Иван (впился глазами) продолжал кричать обо мне в третьем лице:
— ... Но пригляделся я. Пораскинул умом. Мы, конечно, не психиатры с мировым именем. Но если не заедены проверками, не затолканы, не задерганы и не завалены отчетами — мы ведь тоже думаем. Тоже и загадки разгадываем! Порасспросили заодно и вашего больного братца Венедикта Петровича...
Вслух рассуждая, он словно бы торопился высказать на разгоне (не упустить свой вдохновенный порыв):
— ... На какой-то момент стало вас жаль. Седой уже человек. Неглупый. Поживший. Озабоченный своим «я», но так ничего и не понявший... Второй Венедикт Петрович.
Спокойнее, холоднее он теперь говорил. Сидел за столом.
— ... Второй Венедикт Петрович, — повторил он так значаще, что мне показалось, что я увидел свет и услышал боль. Окна. Я увидел окна. Кабинет стал светел и огромен. А во мне (из-под их препаратов) оживала, прокатываясь под кожей нарзанными пузырьками, моя боль.
Через весь кабинет я вдруг направляюсь к Ивану Емельяновичу — иду с моей ожившей болью. Боль еще оттуда, со слепящего снега брежневских десятилетий — боль тянется, а я несу ее (длинную боль, на плече), как несут на плече доску, которую где-то и кому-то прибить к забору.
Я подхожу совсем близко: они за столом уже взялись за чай. Просто чай. Малозаметный Зюзин с ними — он-то и сделал, заварил им в электрическом чайнике напрямую, пачка на всех. Как водится у врачей. Легкий скорый чифирек.

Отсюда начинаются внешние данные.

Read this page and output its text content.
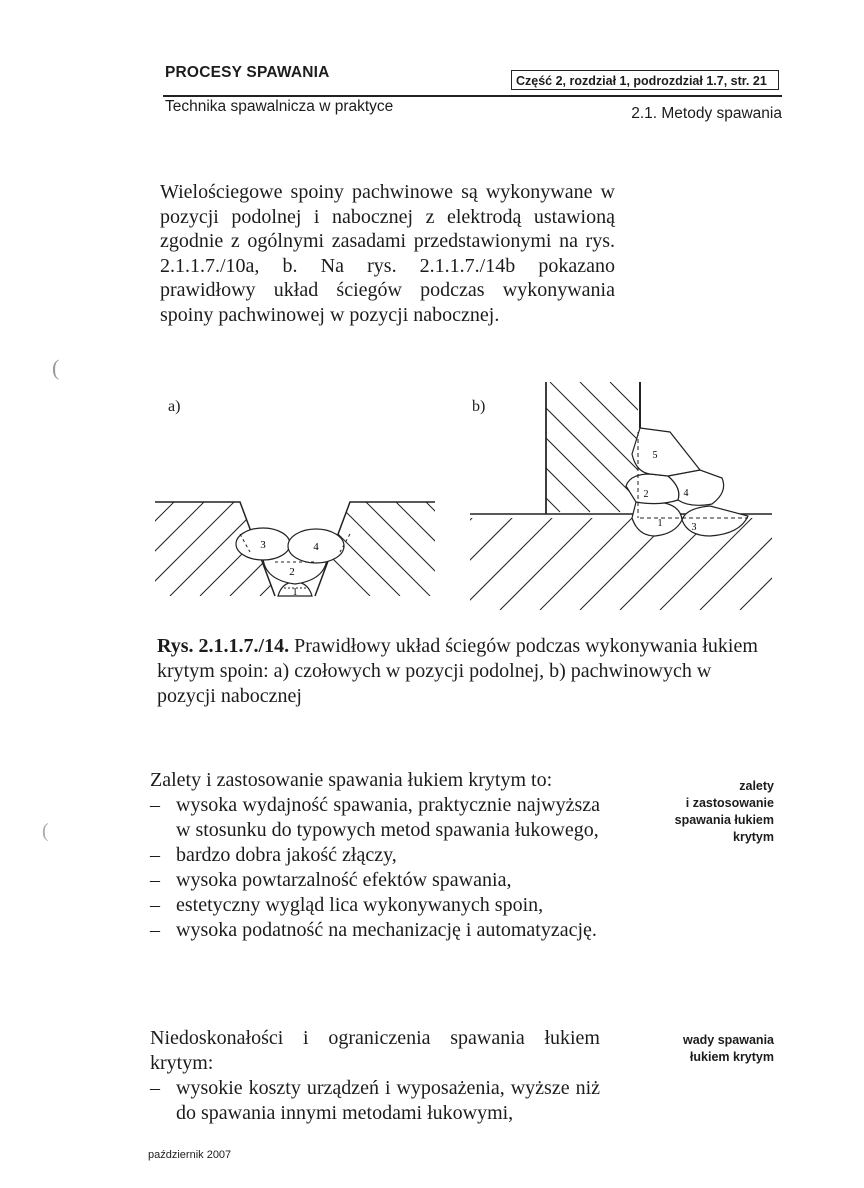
PROCESY SPAWANIA	Część 2, rozdział 1, podrozdział 1.7, str. 21
Technika spawalnicza w praktyce	2.1. Metody spawania
(
(
Wielościegowe spoiny pachwinowe są wykonywane w pozycji podolnej i nabocznej z elektrodą ustawioną zgodnie z ogólnymi zasadami przedstawionymi na rys. 2.1.1.7./10a, b. Na rys. 2.1.1.7./14b pokazano prawidłowy układ ściegów podczas wykonywania spoiny pachwinowej w pozycji nabocznej.
a)	b)
1
2
3	4
1
2
3
4
5
Rys. 2.1.1.7./14. Prawidłowy układ ściegów podczas wykonywania łukiem krytym spoin: a) czołowych w pozycji podolnej, b) pachwinowych w pozycji nabocznej
Zalety i zastosowanie spawania łukiem krytym to:
– wysoka wydajność spawania, praktycznie najwyższa w stosunku do typowych metod spawania łukowego,
– bardzo dobra jakość złączy,
– wysoka powtarzalność efektów spawania,
– estetyczny wygląd lica wykonywanych spoin,
– wysoka podatność na mechanizację i automatyzację.
zalety
i zastosowanie
spawania łukiem
krytym
Niedoskonałości i ograniczenia spawania łukiem krytym:
– wysokie koszty urządzeń i wyposażenia, wyższe niż do spawania innymi metodami łukowymi,
wady spawania
łukiem krytym
październik 2007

Иван Емельянович прихлебывает из чашки, пьет крупными горячими глотками, изгоняя излишки хмеля.
— Это вы? Вы?.. — спрашиваю я.
Вероятно, мое лицо перекошено и столь явлено ему болью и внутренним потрясением, что он понимает о чем я. Понимает, хотя горловой спазм оборвал (придавил в самом разбеге) мой недосказанный вопрос.
— Да.
— Это вы, стало быть (я нажимаю — нервно — на летописные эти два слова)... вы залечили моего брата много лет назад?
Он вновь, повтором, кивает: да.
Я не мог говорить.
А он (ничуть не оправдываясь) продолжал ровным басовитым голосом:
— Я. Лечащим врачом был я — это уж можете не сомневаться...
И усмехнулся. У меня потемнело в глазах — я чувствовал, как давит, прижимает мое тело к земле чугунная тяжесть их препарата. Я дернулся шагнуть. И не мог.
Тоном, усмешкой и еще некоей игрой зрачков — глаза смеялись — психиатр продолжал провоцировать. Он подготовил мою потрясенность. Теперь он видел ее (эту потрясенность). Рассматривал. Хотел ли он понять ее природу? степень ее криминальности? — не знаю. Уже в следующую секунду Зюзин кинулся и, сдерживая, повис мне на плече.
Холин-Волин вскрикивает (опасливый вскрик с иронией):
— Какой, однако, крутой!
Я, инстинктом, дергаюсь теперь в его сторону, но белохалатный Зюзин так и висит на моем плече. Висит камнем.
— Ну-ну! У нас ведь и санитары ходят рядом. По двое. Только свистнуть! — Холин-Волин, кажется, все-таки на чуть испугался меня. (Веря, но и не вполне веря в препараты.)
Я дергаюсь еще. Зюзин висит. Тяжесть. В моей правой руке (чувствую) нет ее силы, нет свободы движения, но... в ней пуговица. В рывке я прихватил ее с рубашки Зюзина (в растворе белого халата).
Иван Емельянович медленно:
— Да отпустите. Отпустите его...
Пауза. Иван медленно пьет чай. Я тяжело дышу (но все-все вижу, каждую мелочь). Лечащий Зюзин тоже тяжело дышит, стоит рядом.